Les non-Albertains peuvent aussi chasser le mouflon, jusqu’à concurrence de 80 permis délivrés annuellement. La loi oblige ces chasseurs à pratiquer sur des aires spécifiques et à s’adjoindre les services d’un guide, moyennant des frais de 25 000 $ à 30 000 $. «Les chasseurs étrangers convoitent les meilleurs trophées, et ça se comprend», souligne celui qui a déjà chassé le mouflon lorsqu’il vivait en Alberta. Ces touristes obtiennent un taux de succès d’environ 50 %. Fait troublant : la taille des cornes recueillies par ces chasseurs n’est pas plus importante que celles récoltées par les résidents Albertains.
«Cela va à l’encontre de la croyance populaire, affirme Marco Festa-Bianchet. Désormais, il n’y a plus de différence entre la taille des cornes récoltées par les résidents et celles récoltées par les touristes, venus chasser à grands frais.»

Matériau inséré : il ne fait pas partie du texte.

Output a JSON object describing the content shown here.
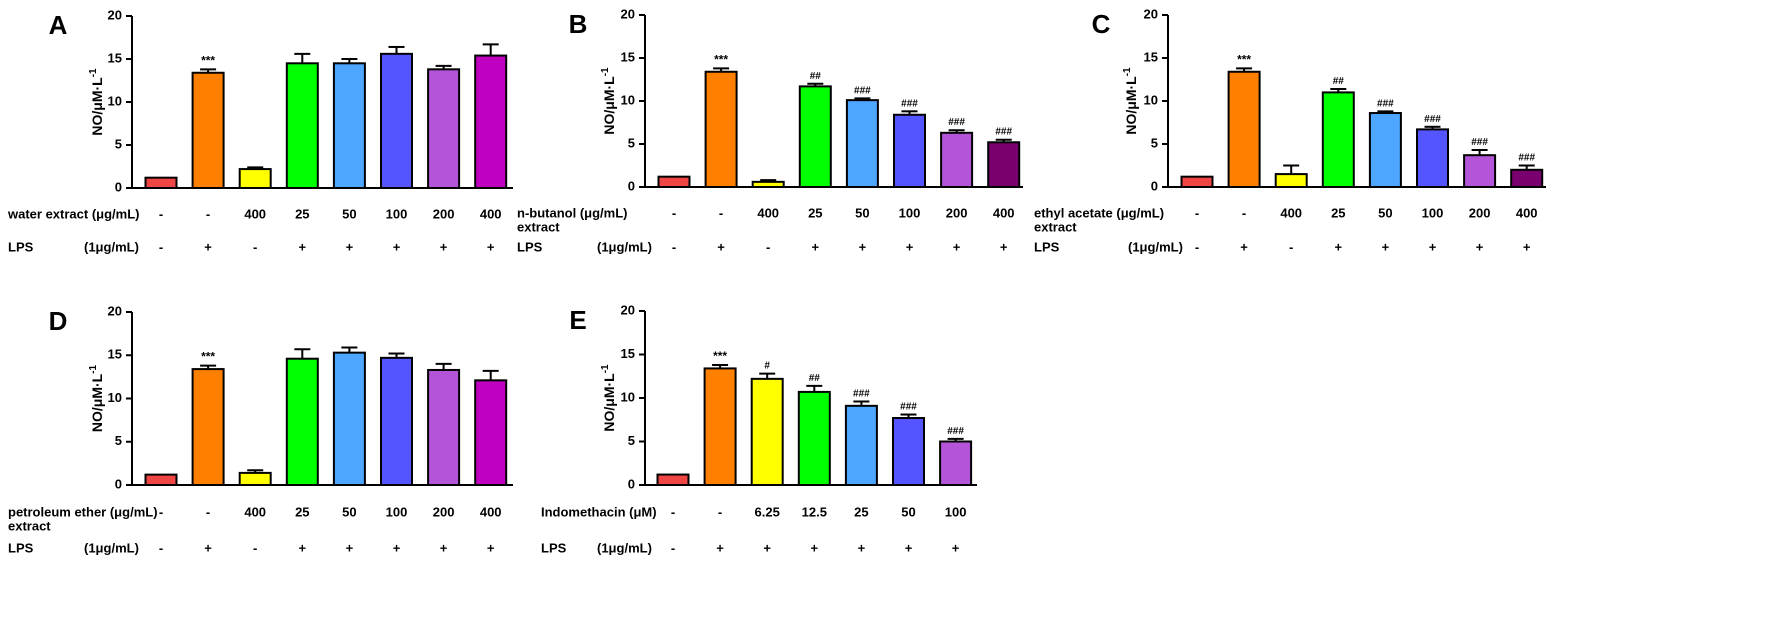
{
  "figure": {
    "ylabel": "NO/μM·L",
    "ylabel_sup": "-1"
  },
  "bar_colors": [
    "#f04545",
    "#ff8000",
    "#ffff00",
    "#00ff00",
    "#4da6ff",
    "#5555ff",
    "#b455d9",
    "#c000c0"
  ],
  "chart_data": [
    {
      "type": "bar",
      "panel": "A",
      "ylabel": "NO/μM·L-1",
      "ylim": [
        0,
        20
      ],
      "yticks": [
        "0",
        "5",
        "10",
        "15",
        "20"
      ],
      "values": [
        1.2,
        13.4,
        2.2,
        14.5,
        14.5,
        15.6,
        13.8,
        15.4
      ],
      "errors": [
        0,
        0.4,
        0.2,
        1.1,
        0.5,
        0.8,
        0.4,
        1.3
      ],
      "colors": [
        "#f04545",
        "#ff8000",
        "#ffff00",
        "#00ff00",
        "#4da6ff",
        "#5555ff",
        "#b455d9",
        "#c000c0"
      ],
      "annotations": [
        "",
        "***",
        "",
        "",
        "",
        "",
        "",
        ""
      ],
      "row1": {
        "label": "water extract (μg/mL)",
        "label2": "",
        "values": [
          "-",
          "-",
          "400",
          "25",
          "50",
          "100",
          "200",
          "400"
        ]
      },
      "row2": {
        "label": "LPS",
        "unit": "(1μg/mL)",
        "values": [
          "-",
          "+",
          "-",
          "+",
          "+",
          "+",
          "+",
          "+"
        ]
      }
    },
    {
      "type": "bar",
      "panel": "B",
      "ylabel": "NO/μM·L-1",
      "ylim": [
        0,
        20
      ],
      "yticks": [
        "0",
        "5",
        "10",
        "15",
        "20"
      ],
      "values": [
        1.2,
        13.4,
        0.6,
        11.7,
        10.1,
        8.4,
        6.3,
        5.2
      ],
      "errors": [
        0,
        0.4,
        0.2,
        0.3,
        0.2,
        0.4,
        0.3,
        0.3
      ],
      "colors": [
        "#f04545",
        "#ff8000",
        "#ffff00",
        "#00ff00",
        "#4da6ff",
        "#5555ff",
        "#b455d9",
        "#7a0070"
      ],
      "annotations": [
        "",
        "***",
        "",
        "##",
        "###",
        "###",
        "###",
        "###"
      ],
      "row1": {
        "label": "n-butanol (μg/mL)",
        "label2": "extract",
        "values": [
          "-",
          "-",
          "400",
          "25",
          "50",
          "100",
          "200",
          "400"
        ]
      },
      "row2": {
        "label": "LPS",
        "unit": "(1μg/mL)",
        "values": [
          "-",
          "+",
          "-",
          "+",
          "+",
          "+",
          "+",
          "+"
        ]
      }
    },
    {
      "type": "bar",
      "panel": "C",
      "ylabel": "NO/μM·L-1",
      "ylim": [
        0,
        20
      ],
      "yticks": [
        "0",
        "5",
        "10",
        "15",
        "20"
      ],
      "values": [
        1.2,
        13.4,
        1.5,
        11.0,
        8.6,
        6.7,
        3.7,
        2.0
      ],
      "errors": [
        0,
        0.4,
        1.0,
        0.4,
        0.2,
        0.3,
        0.6,
        0.5
      ],
      "colors": [
        "#f04545",
        "#ff8000",
        "#ffff00",
        "#00ff00",
        "#4da6ff",
        "#5555ff",
        "#b455d9",
        "#7a0070"
      ],
      "annotations": [
        "",
        "***",
        "",
        "##",
        "###",
        "###",
        "###",
        "###"
      ],
      "row1": {
        "label": "ethyl acetate (μg/mL)",
        "label2": "extract",
        "values": [
          "-",
          "-",
          "400",
          "25",
          "50",
          "100",
          "200",
          "400"
        ]
      },
      "row2": {
        "label": "LPS",
        "unit": "(1μg/mL)",
        "values": [
          "-",
          "+",
          "-",
          "+",
          "+",
          "+",
          "+",
          "+"
        ]
      }
    },
    {
      "type": "bar",
      "panel": "D",
      "ylabel": "NO/μM·L-1",
      "ylim": [
        0,
        20
      ],
      "yticks": [
        "0",
        "5",
        "10",
        "15",
        "20"
      ],
      "values": [
        1.2,
        13.4,
        1.4,
        14.6,
        15.3,
        14.7,
        13.3,
        12.1
      ],
      "errors": [
        0,
        0.4,
        0.3,
        1.1,
        0.6,
        0.5,
        0.7,
        1.1
      ],
      "colors": [
        "#f04545",
        "#ff8000",
        "#ffff00",
        "#00ff00",
        "#4da6ff",
        "#5555ff",
        "#b455d9",
        "#c000c0"
      ],
      "annotations": [
        "",
        "***",
        "",
        "",
        "",
        "",
        "",
        ""
      ],
      "row1": {
        "label": "petroleum ether (μg/mL)",
        "label2": "extract",
        "values": [
          "-",
          "-",
          "400",
          "25",
          "50",
          "100",
          "200",
          "400"
        ]
      },
      "row2": {
        "label": "LPS",
        "unit": "(1μg/mL)",
        "values": [
          "-",
          "+",
          "-",
          "+",
          "+",
          "+",
          "+",
          "+"
        ]
      }
    },
    {
      "type": "bar",
      "panel": "E",
      "ylabel": "NO/μM·L-1",
      "ylim": [
        0,
        20
      ],
      "yticks": [
        "0",
        "5",
        "10",
        "15",
        "20"
      ],
      "values": [
        1.2,
        13.4,
        12.2,
        10.7,
        9.1,
        7.7,
        5.0
      ],
      "errors": [
        0,
        0.4,
        0.6,
        0.7,
        0.5,
        0.4,
        0.3
      ],
      "colors": [
        "#f04545",
        "#ff8000",
        "#ffff00",
        "#00ff00",
        "#4da6ff",
        "#5555ff",
        "#b455d9"
      ],
      "annotations": [
        "",
        "***",
        "#",
        "##",
        "###",
        "###",
        "###"
      ],
      "row1": {
        "label": "Indomethacin (μM)",
        "label2": "",
        "values": [
          "-",
          "-",
          "6.25",
          "12.5",
          "25",
          "50",
          "100"
        ]
      },
      "row2": {
        "label": "LPS",
        "unit": "(1μg/mL)",
        "values": [
          "-",
          "+",
          "+",
          "+",
          "+",
          "+",
          "+"
        ]
      }
    }
  ]
}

Si son étude ne permet pas de confirmer son hypothèse hors de tout doute, le chercheur n’en démord pas : la chasse sélective a bel et bien effectué une sélection, au détriment des individus les mieux nantis pour assurer le maintien d’une population vigoureuse. «Des individus matures, parvenus à leur plein potentiel reproducteur et aux cornes bien développées, il n’y en a pratiquement plus», dit le chercheur.
Une menace pour la vigueur de l’espèce
En temps normal, la sélection naturelle favorise les individus mûrs et robustes, qui bénéficient d’une génétique forte et présentent un succès reproducteur important. La descendance de ces super géniteurs est assurée par des brebis plus grandes que la moyenne, des mamans en devenir à la constitution solide. «Ce sont ces caractéristiques physiologiques qui tendent à être éliminées par la chasse sélective», dit Marco Festa-Bianchet.